Bar News - April 19, 2013
The Gray Area: Aging Bar Brings Cognition Concerns
By: Kristen Senz
With nearly one-third of New Hampshire Bar members over 60 years old, the aging of lawyers in the state is presenting both practical and psychological challenges for all members of the Bar.
NH Bar President Larry Vogelman talks about a program at the June 21 Annual Meeting that will address the issue in his column.
Examining the demographics of the membership and the issues raised by the so-called "graying of the bar" is the goal of this Bar News series.
The number of attorneys in New Hampshire at or close to retirement age is growing rapidly. Meanwhile, the proportion of Bar members in their prime working years of 41 to 50 has shrunk, and fewer young people are entering the profession.
The NH Bar membership is turning gray, a trend that is expected to continue for the next 15 years, as Baby Boomers age, the job market slowly recovers and the economy pushes retirement to later in life.
Since 1998, the total number of bar members age 61 and older has increased 22 percent, and the number of members between ages 41 and 50 has decreased from 36 percent to 24 percent.
In addition to following national trends, this is a regional phenomenon. The Northern New England states of Maine, Vermont and New Hampshire are all in the top 10 states in the US with the highest median ages for the overall population. This geographic concentration of older people, and older lawyers, is largely due to a massive migration to Northern New England by Baby Boomers in the 1990s.

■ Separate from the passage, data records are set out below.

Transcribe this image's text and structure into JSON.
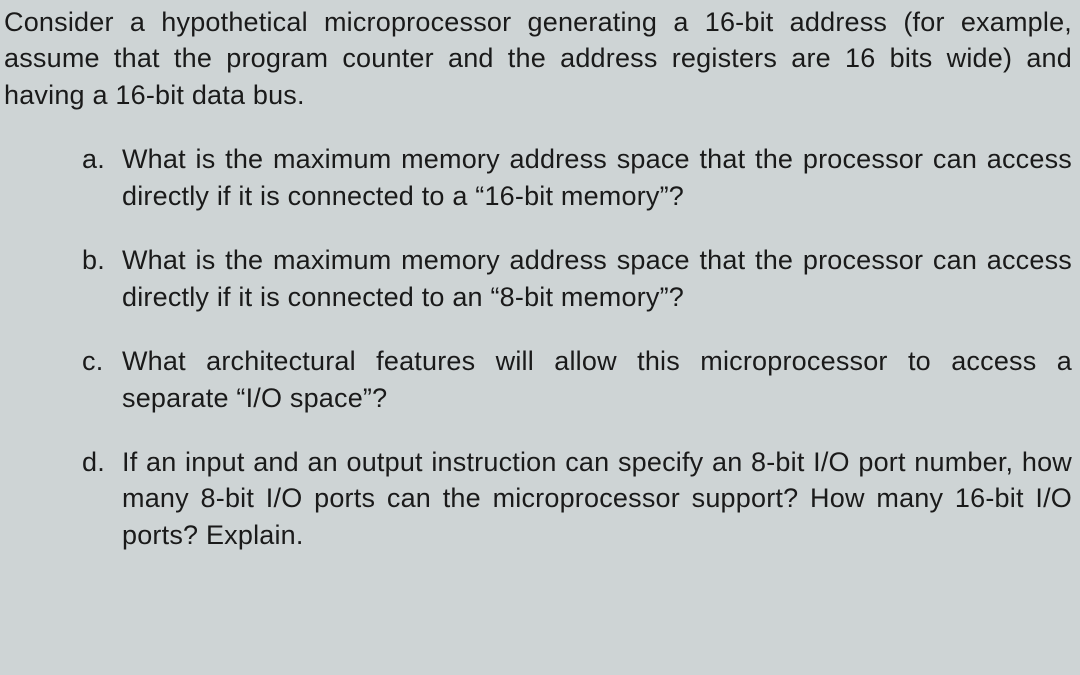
{
  "background_color": "#ced4d5",
  "text_color": "#1a1a1a",
  "font_family": "Verdana, Geneva, sans-serif",
  "intro_fontsize": 27,
  "item_fontsize": 27,
  "line_height": 1.35,
  "intro": "Consider a hypothetical microprocessor generating a 16-bit address (for example, assume that the program counter and the address registers are 16 bits wide) and having a 16-bit data bus.",
  "items": [
    {
      "marker": "a.",
      "text": "What is the maximum memory address space that the processor can access directly if it is connected to a “16-bit memory”?"
    },
    {
      "marker": "b.",
      "text": "What is the maximum memory address space that the processor can access directly if it is connected to an “8-bit memory”?"
    },
    {
      "marker": "c.",
      "text": "What architectural features will allow this microprocessor to access a separate “I/O space”?"
    },
    {
      "marker": "d.",
      "text": "If an input and an output instruction can specify an 8-bit I/O port number, how many 8-bit I/O ports can the microprocessor support? How many 16-bit I/O ports? Explain."
    }
  ]
}
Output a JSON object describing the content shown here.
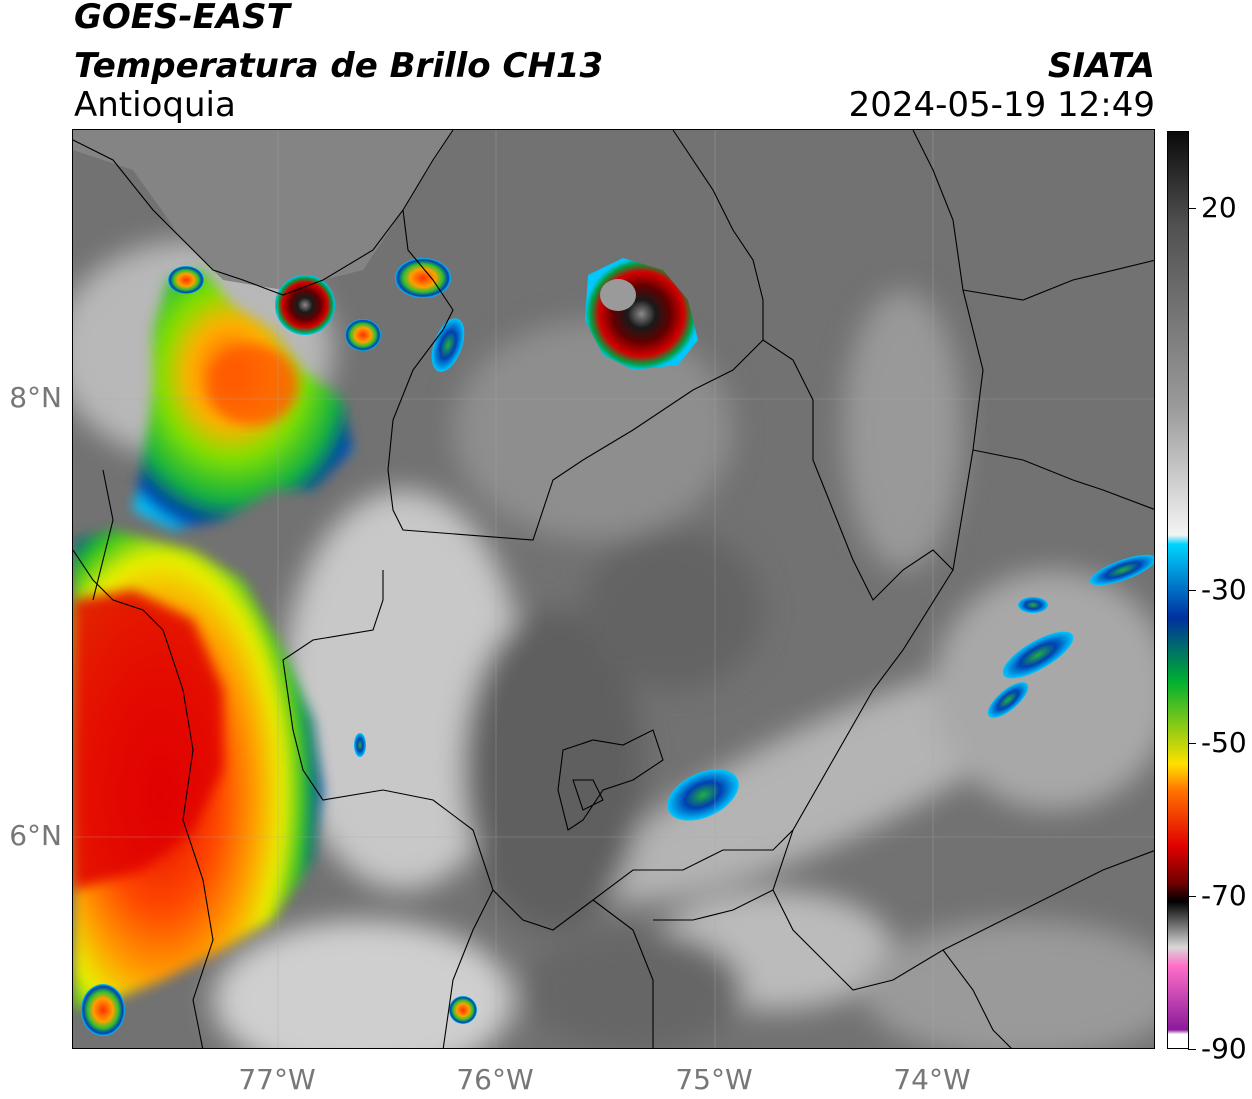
{
  "header": {
    "satellite": "GOES-EAST",
    "product": "Temperatura de Brillo CH13",
    "region": "Antioquia",
    "organization": "SIATA",
    "datetime": "2024-05-19 12:49"
  },
  "map": {
    "lat_labels": [
      {
        "text": "8°N",
        "value": 8
      },
      {
        "text": "6°N",
        "value": 6
      }
    ],
    "lon_labels": [
      {
        "text": "77°W",
        "value": -77
      },
      {
        "text": "76°W",
        "value": -76
      },
      {
        "text": "75°W",
        "value": -75
      },
      {
        "text": "74°W",
        "value": -74
      }
    ],
    "extent": {
      "lon_min": -77.94,
      "lon_max": -72.98,
      "lat_min": 5.08,
      "lat_max": 9.29
    }
  },
  "colorbar": {
    "ticks": [
      {
        "label": "20",
        "value": 20
      },
      {
        "label": "-30",
        "value": -30
      },
      {
        "label": "-50",
        "value": -50
      },
      {
        "label": "-70",
        "value": -70
      },
      {
        "label": "-90",
        "value": -90
      }
    ],
    "range": [
      -90,
      30
    ],
    "colors": {
      "warm_gray_top": "#0a0a0a",
      "gray_mid": "#9a9a9a",
      "near_white": "#f4f4f4",
      "cyan": "#00d4ff",
      "blue": "#0030a0",
      "green": "#00b030",
      "yellow": "#ffe000",
      "orange": "#ff7000",
      "red": "#e00000",
      "dark_red": "#700000",
      "black": "#000000",
      "light_gray": "#d8d8d8",
      "pink": "#ff70c8",
      "purple": "#8a1a9a"
    }
  }
}
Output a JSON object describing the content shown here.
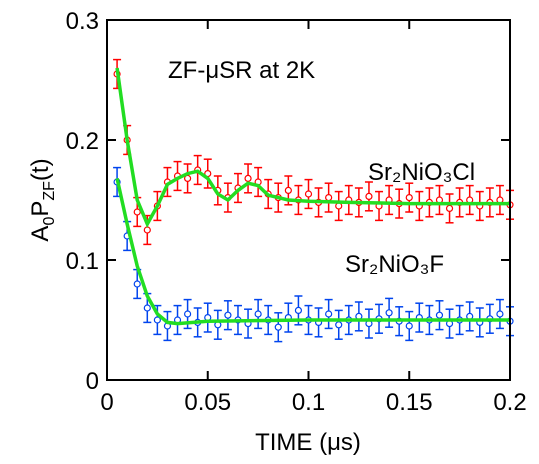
{
  "chart_data": {
    "type": "scatter",
    "title": "ZF-μSR at 2K",
    "xlabel": "TIME (μs)",
    "ylabel_parts": [
      "A",
      "0",
      "P",
      "ZF",
      "(t)"
    ],
    "x": [
      0.005,
      0.01,
      0.015,
      0.02,
      0.025,
      0.03,
      0.035,
      0.04,
      0.045,
      0.05,
      0.055,
      0.06,
      0.065,
      0.07,
      0.075,
      0.08,
      0.085,
      0.09,
      0.095,
      0.1,
      0.105,
      0.11,
      0.115,
      0.12,
      0.125,
      0.13,
      0.135,
      0.14,
      0.145,
      0.15,
      0.155,
      0.16,
      0.165,
      0.17,
      0.175,
      0.18,
      0.185,
      0.19,
      0.195,
      0.2
    ],
    "series": [
      {
        "name": "Sr₂NiO₃Cl",
        "color": "#ff0000",
        "values": [
          0.255,
          0.2,
          0.14,
          0.125,
          0.145,
          0.165,
          0.17,
          0.168,
          0.175,
          0.172,
          0.158,
          0.152,
          0.16,
          0.168,
          0.165,
          0.155,
          0.152,
          0.158,
          0.15,
          0.155,
          0.148,
          0.152,
          0.145,
          0.15,
          0.148,
          0.153,
          0.145,
          0.15,
          0.147,
          0.152,
          0.145,
          0.148,
          0.15,
          0.143,
          0.148,
          0.15,
          0.145,
          0.148,
          0.15,
          0.146
        ],
        "errors": [
          0.012,
          0.012,
          0.012,
          0.012,
          0.012,
          0.012,
          0.012,
          0.012,
          0.012,
          0.012,
          0.012,
          0.012,
          0.012,
          0.012,
          0.012,
          0.012,
          0.012,
          0.012,
          0.012,
          0.012,
          0.012,
          0.012,
          0.012,
          0.012,
          0.012,
          0.012,
          0.012,
          0.012,
          0.012,
          0.012,
          0.012,
          0.012,
          0.012,
          0.012,
          0.012,
          0.012,
          0.012,
          0.012,
          0.012,
          0.012
        ]
      },
      {
        "name": "Sr₂NiO₃F",
        "color": "#0044ee",
        "values": [
          0.165,
          0.12,
          0.08,
          0.06,
          0.05,
          0.045,
          0.05,
          0.055,
          0.048,
          0.052,
          0.046,
          0.054,
          0.05,
          0.047,
          0.055,
          0.05,
          0.044,
          0.052,
          0.058,
          0.05,
          0.048,
          0.055,
          0.046,
          0.05,
          0.053,
          0.047,
          0.051,
          0.056,
          0.049,
          0.045,
          0.052,
          0.05,
          0.054,
          0.047,
          0.05,
          0.053,
          0.048,
          0.051,
          0.055,
          0.049
        ],
        "errors": [
          0.012,
          0.012,
          0.012,
          0.012,
          0.012,
          0.012,
          0.012,
          0.012,
          0.012,
          0.012,
          0.012,
          0.012,
          0.012,
          0.012,
          0.012,
          0.012,
          0.012,
          0.012,
          0.012,
          0.012,
          0.012,
          0.012,
          0.012,
          0.012,
          0.012,
          0.012,
          0.012,
          0.012,
          0.012,
          0.012,
          0.012,
          0.012,
          0.012,
          0.012,
          0.012,
          0.012,
          0.012,
          0.012,
          0.012,
          0.012
        ]
      }
    ],
    "fits": [
      {
        "color": "#22dd22",
        "x": [
          0.005,
          0.01,
          0.015,
          0.02,
          0.025,
          0.03,
          0.035,
          0.04,
          0.045,
          0.05,
          0.055,
          0.06,
          0.065,
          0.07,
          0.075,
          0.08,
          0.09,
          0.1,
          0.12,
          0.15,
          0.2
        ],
        "values": [
          0.26,
          0.2,
          0.15,
          0.13,
          0.145,
          0.163,
          0.168,
          0.172,
          0.174,
          0.168,
          0.155,
          0.15,
          0.158,
          0.164,
          0.162,
          0.154,
          0.15,
          0.149,
          0.148,
          0.147,
          0.147
        ]
      },
      {
        "color": "#22dd22",
        "x": [
          0.005,
          0.01,
          0.015,
          0.02,
          0.025,
          0.03,
          0.035,
          0.05,
          0.1,
          0.2
        ],
        "values": [
          0.168,
          0.13,
          0.095,
          0.07,
          0.055,
          0.048,
          0.047,
          0.049,
          0.05,
          0.05
        ]
      }
    ],
    "xlim": [
      0,
      0.2
    ],
    "xticks": [
      0,
      0.05,
      0.1,
      0.15,
      0.2
    ],
    "ylim": [
      0,
      0.3
    ],
    "yticks": [
      0,
      0.1,
      0.2,
      0.3
    ]
  }
}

This aging of the bar presents a number of new challenges, including concerns over a loss of institutional knowledge and experience. But some of the most pressing issues involve older attorneys suffering from age-related cognitive impairments that impact their ability to practice law.
*NH Bar membership data as of April 5, 2013.
In 2007, Supreme Court Rule 58 created the New Hampshire Lawyers Assistance Program (LAPNH) to provide "confidential, meaningful assistance to lawyers, judges, law students and their families in coping with alcoholism and other addictions, depression, and other personal or professional crises."
Increasingly, those "other personal or professional crises" have come to include situations in which colleagues and family members realize that a practicing attorney has been practicing too long.
LAPNH Executive Director Cecie Hartigan said with each passing year, she is hearing about more situations involving aging issues. These types of calls to LAPNH (877-224-6060) often result in "labor-intensive" crisis interventions where she works with family members, colleagues and the practicing attorney. It’s usually unpleasant for everyone involved, but it’s important, to protect the interests of the public and the integrity and reputation of the attorney, and in some cases, his or her firm.
"The cases are very difficult," Hartigan said. "No one wants to be a lawyer in the position of having to defend themselves."
Concerns over health care confidentiality often make the process even more complicated, Hartigan has found.
"Getting family members involved is good, but that has to be done in the confines of confidentiality," she said. "These are the intricacies of it that experience teaches us. We’re learning what roadblocks to expect and how to preserve the interest of the public and the interests of the practicing attorney."
The complexity of weighing the public interest, the Rules of Professional Conduct, personal relationships and an aging attorney’s "reserve functioning" – a term used to describe the ability to at times continue high-level processing while overall cognitive abilities remain impaired – creates a number of ethical quandaries for aging attorneys and their colleagues. An article in the May issue of Bar News will address these ethical issues in more depth.
Hartigan says one approach to consider would be changing ethical rules to make it easier for colleagues to report concerns about an attorney’s potential impairment without immediately bringing it into the disciplinary process. Maine, among other states, recently took this step, she said.
Dr. Doris Gundersen, a Colorado psychiatrist and member of the Colorado Attorney Regulatory Committee, is scheduled to make a presentation during the morning CLE session at the NH Bar Association Annual Meeting on June 21-22 in Portsmouth. She will also be part of a related panel discussion. The session is designed to give attorneys practical tips for dealing with the complicated and often emotional issues that arise as lawyers near the end of their careers.